After creating the gMSA accounts, configure them in the CoreView Hybrid Connector settings file:

• File:

Forward365.Service.PowershellService.Agent.exe.config

• Location:

C:\Program Files (x86)\CoreView Agent

IMPORTANT: Stop the CoreView Agent Windows Service before editing the config file.

Configure gMSA in AppSettings

Locate the <appSettings> section in the config file.
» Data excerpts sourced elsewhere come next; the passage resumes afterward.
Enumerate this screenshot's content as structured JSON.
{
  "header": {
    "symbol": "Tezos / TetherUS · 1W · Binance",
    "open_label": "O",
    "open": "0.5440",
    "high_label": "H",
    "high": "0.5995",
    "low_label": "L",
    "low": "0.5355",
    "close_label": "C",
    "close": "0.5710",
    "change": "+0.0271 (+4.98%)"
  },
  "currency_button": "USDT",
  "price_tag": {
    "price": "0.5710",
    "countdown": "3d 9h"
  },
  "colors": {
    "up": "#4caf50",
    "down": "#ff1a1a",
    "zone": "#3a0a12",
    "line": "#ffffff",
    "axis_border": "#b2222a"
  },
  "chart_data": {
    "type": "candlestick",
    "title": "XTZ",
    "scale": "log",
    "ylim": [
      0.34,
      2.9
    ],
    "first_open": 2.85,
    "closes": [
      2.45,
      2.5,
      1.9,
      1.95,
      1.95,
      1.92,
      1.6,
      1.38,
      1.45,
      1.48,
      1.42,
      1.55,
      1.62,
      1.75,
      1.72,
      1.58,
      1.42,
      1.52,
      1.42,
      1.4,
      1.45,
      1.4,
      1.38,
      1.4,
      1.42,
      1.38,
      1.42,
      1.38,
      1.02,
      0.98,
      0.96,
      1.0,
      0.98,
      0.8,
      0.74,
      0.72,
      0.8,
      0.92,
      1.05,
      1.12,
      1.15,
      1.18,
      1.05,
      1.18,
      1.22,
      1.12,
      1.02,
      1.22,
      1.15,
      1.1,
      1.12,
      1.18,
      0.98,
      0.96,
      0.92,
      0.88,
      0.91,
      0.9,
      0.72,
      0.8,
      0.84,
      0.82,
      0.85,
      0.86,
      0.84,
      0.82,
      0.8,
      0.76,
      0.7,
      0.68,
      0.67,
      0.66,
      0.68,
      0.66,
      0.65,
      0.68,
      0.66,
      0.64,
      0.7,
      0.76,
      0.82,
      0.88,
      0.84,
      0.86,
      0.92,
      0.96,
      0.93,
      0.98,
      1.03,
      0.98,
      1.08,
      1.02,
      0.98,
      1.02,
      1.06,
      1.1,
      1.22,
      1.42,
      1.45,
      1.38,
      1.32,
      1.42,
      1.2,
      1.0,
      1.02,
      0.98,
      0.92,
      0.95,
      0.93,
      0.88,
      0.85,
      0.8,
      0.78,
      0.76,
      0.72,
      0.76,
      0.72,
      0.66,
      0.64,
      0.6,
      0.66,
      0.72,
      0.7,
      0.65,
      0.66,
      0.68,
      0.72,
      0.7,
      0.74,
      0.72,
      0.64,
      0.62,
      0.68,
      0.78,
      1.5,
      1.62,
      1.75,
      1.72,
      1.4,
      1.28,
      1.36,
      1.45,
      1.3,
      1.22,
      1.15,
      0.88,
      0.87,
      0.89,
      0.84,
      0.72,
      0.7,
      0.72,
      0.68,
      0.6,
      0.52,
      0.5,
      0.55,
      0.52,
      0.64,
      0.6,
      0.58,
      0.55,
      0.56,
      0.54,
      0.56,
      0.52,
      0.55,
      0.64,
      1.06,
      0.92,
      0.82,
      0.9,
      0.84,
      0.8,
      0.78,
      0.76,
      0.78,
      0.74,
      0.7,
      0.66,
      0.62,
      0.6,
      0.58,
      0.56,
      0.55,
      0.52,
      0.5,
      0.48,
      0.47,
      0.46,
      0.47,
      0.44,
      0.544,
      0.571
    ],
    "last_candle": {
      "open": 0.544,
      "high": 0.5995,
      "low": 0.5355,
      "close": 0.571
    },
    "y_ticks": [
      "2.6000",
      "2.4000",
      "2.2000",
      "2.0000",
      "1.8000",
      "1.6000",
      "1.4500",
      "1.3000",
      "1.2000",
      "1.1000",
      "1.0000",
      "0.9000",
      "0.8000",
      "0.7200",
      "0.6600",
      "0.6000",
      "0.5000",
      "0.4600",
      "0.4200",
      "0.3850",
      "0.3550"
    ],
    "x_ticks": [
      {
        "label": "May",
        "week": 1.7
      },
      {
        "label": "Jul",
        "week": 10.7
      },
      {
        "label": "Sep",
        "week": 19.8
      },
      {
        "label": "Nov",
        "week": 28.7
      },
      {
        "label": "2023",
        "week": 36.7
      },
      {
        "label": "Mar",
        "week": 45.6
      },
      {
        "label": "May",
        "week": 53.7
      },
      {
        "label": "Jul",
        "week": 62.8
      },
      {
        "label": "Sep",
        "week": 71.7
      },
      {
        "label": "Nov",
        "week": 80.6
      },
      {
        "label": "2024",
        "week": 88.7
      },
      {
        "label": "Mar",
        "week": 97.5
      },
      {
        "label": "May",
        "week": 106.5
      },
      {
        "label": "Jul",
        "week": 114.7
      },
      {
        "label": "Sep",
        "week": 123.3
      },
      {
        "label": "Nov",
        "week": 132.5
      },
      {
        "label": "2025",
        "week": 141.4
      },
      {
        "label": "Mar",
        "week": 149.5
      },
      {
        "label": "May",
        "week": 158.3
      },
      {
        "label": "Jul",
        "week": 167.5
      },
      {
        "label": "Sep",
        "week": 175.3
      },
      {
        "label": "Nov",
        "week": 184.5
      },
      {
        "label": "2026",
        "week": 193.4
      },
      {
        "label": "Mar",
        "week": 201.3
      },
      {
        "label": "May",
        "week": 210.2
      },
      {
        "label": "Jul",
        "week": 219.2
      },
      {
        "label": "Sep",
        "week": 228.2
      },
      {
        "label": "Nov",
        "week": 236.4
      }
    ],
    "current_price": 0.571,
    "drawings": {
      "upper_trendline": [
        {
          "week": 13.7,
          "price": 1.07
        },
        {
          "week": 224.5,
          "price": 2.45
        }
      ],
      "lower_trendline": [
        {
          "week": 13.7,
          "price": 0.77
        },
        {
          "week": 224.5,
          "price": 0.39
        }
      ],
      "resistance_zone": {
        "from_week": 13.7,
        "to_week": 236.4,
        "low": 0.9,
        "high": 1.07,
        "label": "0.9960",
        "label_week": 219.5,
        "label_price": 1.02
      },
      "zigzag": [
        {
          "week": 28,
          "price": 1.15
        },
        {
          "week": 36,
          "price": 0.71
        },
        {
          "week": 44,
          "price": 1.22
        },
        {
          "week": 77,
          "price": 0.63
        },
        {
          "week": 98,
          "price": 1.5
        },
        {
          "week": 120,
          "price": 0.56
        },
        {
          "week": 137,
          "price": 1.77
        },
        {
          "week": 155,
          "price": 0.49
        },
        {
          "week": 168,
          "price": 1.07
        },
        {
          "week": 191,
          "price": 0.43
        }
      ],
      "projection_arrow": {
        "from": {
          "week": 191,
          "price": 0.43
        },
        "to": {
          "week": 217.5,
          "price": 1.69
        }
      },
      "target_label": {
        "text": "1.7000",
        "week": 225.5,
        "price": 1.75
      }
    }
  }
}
Add the gMSA keys inside this section, alongside other existing keys.

Example Placement:

<appSettings>
    <!-- Other existing settings... -->
    <add key="BackendApiUrl" value="https://api.4ward365.com/api/" />
    
    <!-- Edit/Add these gMSA keys: -->
    <add key="gMSAEnabled" value="true" />
    <add key="gMSAName" value="svcCVHybridMgmt" />
    <add key="gMSAImporterEnabled" value="true" />
    <add key="gMSAImporterName" value="svcCVHybridImpt" />
</appSettings>

If gMSA is not required

Set to false (or retain the defaults in the config file):

<add key="gMSAEnabled" value="false" />
<add key="gMSAImporterEnabled" value="false" />

Restart the CoreView service

After saving changes, restart the CoreView Agent Windows Service to apply the new configuration.

Summary

• gMSA enables multiple computers to share a service identity without exposing or managing passwords.
• For CoreView Hybrid Connector (Docker, non-domain-joined), gMSA can improve security using Kerberos.
• Create a KDS root key (if missing), a security group, then create one or two gMSAs (Mgmt + Importer recommended to avoid conflicts).
• Use your gMSA FQDN for -DnsHostName and your Pre-Windows 2000 (NetBIOS) domain name for the SPN prefix.
• Add the CoreView machine name (not FQDN) to the group, generate Credential Specs, and test the gMSAs.
• Update Forward365.Service.PowershellService.Agent.exe.config under C:\Program Files (x86)\CoreView Agent, then restart the CoreView Agent Windows Service.